Par acte de commissaire de justice en date du 21 octobre 2025, Monsieur [B] [K] et Madame [N] épouse [B] [C] ont fait signifier à Monsieur [D] [X] un commandement de payer visant la clause résolutoire pour un montant de 2.294,30 euros en principal, au titre des loyers et charges impayés.
Par notification électronique du 22 octobre 2025 Monsieur [B] [K] et Madame [N] épouse [B] [C] ont saisi la commission de coordination des actions de prévention des expulsions locatives (CCAPEX).

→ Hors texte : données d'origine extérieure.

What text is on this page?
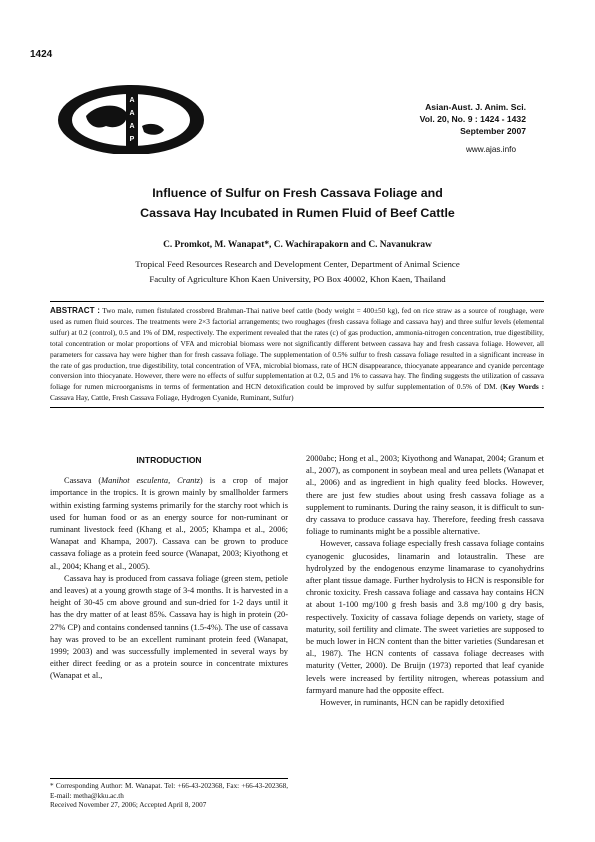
1424
A
A
A
P
Asian-Aust. J. Anim. Sci.
Vol. 20, No. 9 : 1424 - 1432
September 2007
www.ajas.info
Influence of Sulfur on Fresh Cassava Foliage and
Cassava Hay Incubated in Rumen Fluid of Beef Cattle
C. Promkot, M. Wanapat*, C. Wachirapakorn and C. Navanukraw
Tropical Feed Resources Research and Development Center, Department of Animal Science
Faculty of Agriculture Khon Kaen University, PO Box 40002, Khon Kaen, Thailand
ABSTRACT : Two male, rumen fistulated crossbred Brahman-Thai native beef cattle (body weight = 400±50 kg), fed on rice straw as a source of roughage, were used as rumen fluid sources. The treatments were 2×3 factorial arrangements; two roughages (fresh cassava foliage and cassava hay) and three sulfur levels (elemental sulfur) at 0.2 (control), 0.5 and 1% of DM, respectively. The experiment revealed that the rates (c) of gas production, ammonia-nitrogen concentration, true digestibility, total concentration or molar proportions of VFA and microbial biomass were not significantly different between cassava hay and fresh cassava foliage. However, all parameters for cassava hay were higher than for fresh cassava foliage. The supplementation of 0.5% sulfur to fresh cassava foliage resulted in a significant increase in the rate of gas production, true digestibility, total concentration of VFA, microbial biomass, rate of HCN disappearance, thiocyanate appearance and cyanide percentage conversion into thiocyanate. However, there were no effects of sulfur supplementation at 0.2, 0.5 and 1% to cassava hay. The finding suggests the utilization of cassava foliage for rumen microorganisms in terms of fermentation and HCN detoxification could be improved by sulfur supplementation of 0.5% of DM. (Key Words : Cassava Hay, Cattle, Fresh Cassava Foliage, Hydrogen Cyanide, Ruminant, Sulfur)
INTRODUCTION

Cassava (Manihot esculenta, Crantz) is a crop of major importance in the tropics. It is grown mainly by smallholder farmers within existing farming systems primarily for the starchy root which is used for human food or as an energy source for non-ruminant or ruminant livestock feed (Khang et al., 2005; Khampa et al., 2006; Wanapat and Khampa, 2007). Cassava can be grown to produce cassava foliage as a protein feed source (Wanapat, 2003; Kiyothong et al., 2004; Khang et al., 2005).

Cassava hay is produced from cassava foliage (green stem, petiole and leaves) at a young growth stage of 3-4 months. It is harvested in a height of 30-45 cm above ground and sun-dried for 1-2 days until it has the dry matter of at least 85%. Cassava hay is high in protein (20-27% CP) and contains condensed tannins (1.5-4%). The use of cassava hay was proved to be an excellent ruminant protein feed (Wanapat, 1999; 2003) and was successfully implemented in several ways by either direct feeding or as a protein source in concentrate mixtures (Wanapat et al.,

2000abc; Hong et al., 2003; Kiyothong and Wanapat, 2004; Granum et al., 2007), as component in soybean meal and urea pellets (Wanapat et al., 2006) and as ingredient in high quality feed blocks. However, there are just few studies about using fresh cassava foliage as a supplement to ruminants. During the rainy season, it is difficult to sun-dry cassava to produce cassava hay. Therefore, feeding fresh cassava foliage to ruminants might be a possible alternative.

However, cassava foliage especially fresh cassava foliage contains cyanogenic glucosides, linamarin and lotaustralin. These are hydrolyzed by the endogenous enzyme linamarase to cyanohydrins after plant tissue damage. Further hydrolysis to HCN is responsible for chronic toxicity. Fresh cassava foliage and cassava hay contains HCN at about 1-100 mg/100 g fresh basis and 3.8 mg/100 g dry basis, respectively. Toxicity of cassava foliage depends on variety, stage of maturity, soil fertility and climate. The sweet varieties are supposed to be much lower in HCN content than the bitter varieties (Sundaresan et al., 1987). The HCN contents of cassava foliage decreases with maturity (Vetter, 2000). De Bruijn (1973) reported that leaf cyanide levels were increased by fertility nitrogen, whereas potassium and farmyard manure had the opposite effect.

However, in ruminants, HCN can be rapidly detoxified

* Corresponding Author: M. Wanapat. Tel: +66-43-202368, Fax: +66-43-202368, E-mail: metha@kku.ac.th
Received November 27, 2006; Accepted April 8, 2007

Par acte de commissaire de justice en date du 14 janvier 2026, Monsieur [B] [K] et Madame [N] épouse [B] [C] ont fait assigner Monsieur [D] [X] en référé devant le juge des contentieux de la protection siégeant au Tribunal de proximité de Montmorency aux fins de :
Les déclarer recevables et bien fondés ;Constater la résiliation du bail insérée au bail avec effet au 21 décembre 2025 ;Ordonner l’expulsion de Monsieur [D] [X] ainsi que de tout occupant de son chef, avec au besoin l’assistance de la force publique ; Condamner Monsieur [D] [X] à leur payer la somme provisionnelle de 6.169,30 euros au titre de la dette locative arrêtée au 5 janvier 2026, avec intérêts au taux légal à compter du commandement de payer en date du 21 octobre 2025,Condamner Monsieur [D] [X] à leur payer une indemnité d’occupation mensuelle égale au montant du loyer et charges qui auraient été dus à compter du 17 décembre 2025, date de résiliation du bail et jusqu’à complète libération des lieux ;Condamner Monsieur [D] [X] à leur payer la somme de 800 euros en application de l’article 700 du code de procédure civile, outre les dépens, en ce qui compris les frais du commandement de payer.
L’assignation a été dénoncée à la préfecture du Val d’Oise le 15 janvier 2026.
À l’audience du 16 mars 2026, Monsieur [B] [K] et Madame [N] épouse [B] [C], représentés par leur conseil, maintiennent leurs demandes et actualisent leur créance à la somme de 8.198,90 euros arrêtée au 4 mars 2026, échéance du mois de mars 2026 incluse. Ils s’opposent à l’octroi de délais de paiement tels que formulés par Monsieur [D] [X] et indiquent qu’il n’y a plus aucun règlement depuis le mois d’octobre 2025. Pour le surplus, ils renvoient aux termes de leur assignation.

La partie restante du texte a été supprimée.